Iverson spent much of his professional career as a project manager for pipeline companies and ensured that multiple million-dollar projects stayed on budget. Iverson said this experience would be helpful during the city’s financial challenges.
“We are going to be facing challenging economic times across the board,” Iverson said. “We just need to decide how to best use the limited dollars we have. Because we still have to keep up the streets, and we still have projects we need to do in town, even when our biggest tourism weekends have been canceled due to the virus.”
Iverson said that he also intended to focus much of his energies on local businesses.
Zac Sexton, who is a detention deputy with the Johnson County Sheriff’s Office, has had a varied career crossing multiple industries from retail sales and construction to agriculture and the oil and gas industry. He says those opportunities have given him a broad understanding of the community he calls home and the diverse people who live here.
“My vast work experience in a whole bunch of things has made me super mindful of the various perspectives we have as a community,” Sexton said. “I am going to try my best and make sure everyone is heard and that we get the best information from a variety of groups in order to come up with great solutions to our problems.”
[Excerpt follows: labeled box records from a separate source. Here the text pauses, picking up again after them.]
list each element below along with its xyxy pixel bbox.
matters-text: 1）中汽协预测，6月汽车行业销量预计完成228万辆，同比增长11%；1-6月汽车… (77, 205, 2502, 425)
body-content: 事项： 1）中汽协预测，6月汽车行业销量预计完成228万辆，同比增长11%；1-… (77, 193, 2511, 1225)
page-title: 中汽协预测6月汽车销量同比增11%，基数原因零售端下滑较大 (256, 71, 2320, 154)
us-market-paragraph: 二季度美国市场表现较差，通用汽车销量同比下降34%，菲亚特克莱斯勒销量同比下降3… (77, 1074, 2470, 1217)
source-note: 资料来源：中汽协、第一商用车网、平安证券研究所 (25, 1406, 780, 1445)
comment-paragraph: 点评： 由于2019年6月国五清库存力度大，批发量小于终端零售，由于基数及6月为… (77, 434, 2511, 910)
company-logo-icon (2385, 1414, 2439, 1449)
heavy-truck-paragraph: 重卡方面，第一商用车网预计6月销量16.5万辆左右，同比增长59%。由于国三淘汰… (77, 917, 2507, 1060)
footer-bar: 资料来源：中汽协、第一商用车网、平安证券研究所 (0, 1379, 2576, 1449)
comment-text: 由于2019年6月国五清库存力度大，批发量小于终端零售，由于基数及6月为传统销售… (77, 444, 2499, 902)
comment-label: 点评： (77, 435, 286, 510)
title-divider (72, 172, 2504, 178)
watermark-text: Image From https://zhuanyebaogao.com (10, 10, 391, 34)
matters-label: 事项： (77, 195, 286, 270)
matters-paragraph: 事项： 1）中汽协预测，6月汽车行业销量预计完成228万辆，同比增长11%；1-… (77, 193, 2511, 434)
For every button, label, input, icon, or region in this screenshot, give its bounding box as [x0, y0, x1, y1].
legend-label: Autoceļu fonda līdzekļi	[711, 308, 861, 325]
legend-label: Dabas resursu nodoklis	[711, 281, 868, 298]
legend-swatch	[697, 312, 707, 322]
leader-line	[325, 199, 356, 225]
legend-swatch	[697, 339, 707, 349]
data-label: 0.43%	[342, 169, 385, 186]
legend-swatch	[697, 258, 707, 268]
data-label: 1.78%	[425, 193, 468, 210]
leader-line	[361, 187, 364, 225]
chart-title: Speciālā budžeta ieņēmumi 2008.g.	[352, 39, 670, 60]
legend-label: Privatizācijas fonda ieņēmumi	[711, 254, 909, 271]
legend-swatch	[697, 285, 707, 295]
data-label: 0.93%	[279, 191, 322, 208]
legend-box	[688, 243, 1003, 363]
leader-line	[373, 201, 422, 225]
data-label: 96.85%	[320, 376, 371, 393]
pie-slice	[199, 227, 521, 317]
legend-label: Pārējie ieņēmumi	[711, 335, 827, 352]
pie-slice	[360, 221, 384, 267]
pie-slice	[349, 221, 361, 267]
If elected, Sexton said, he will get up to speed on ongoing projects like the Buffalo Tech Park and street renovations. He also wants to find ways to make Buffalo safer for people with disabilities.
“My wife recently became blind after having issues with a brain surgery, and that put us both into a world that we weren’t really familiar with,” Sexton said. “Making Buffalo a friendly community to people with disabilities is definitely near and dear to my heart.”
Sexton said he was also interested in helping the city find ways to help former inmates become productive members of the community.
“I want to help people get their feet back under them, and be productive members of society,” Sexton said. “I don’t want the city of Buffalo to forget people have tough times and need some help.”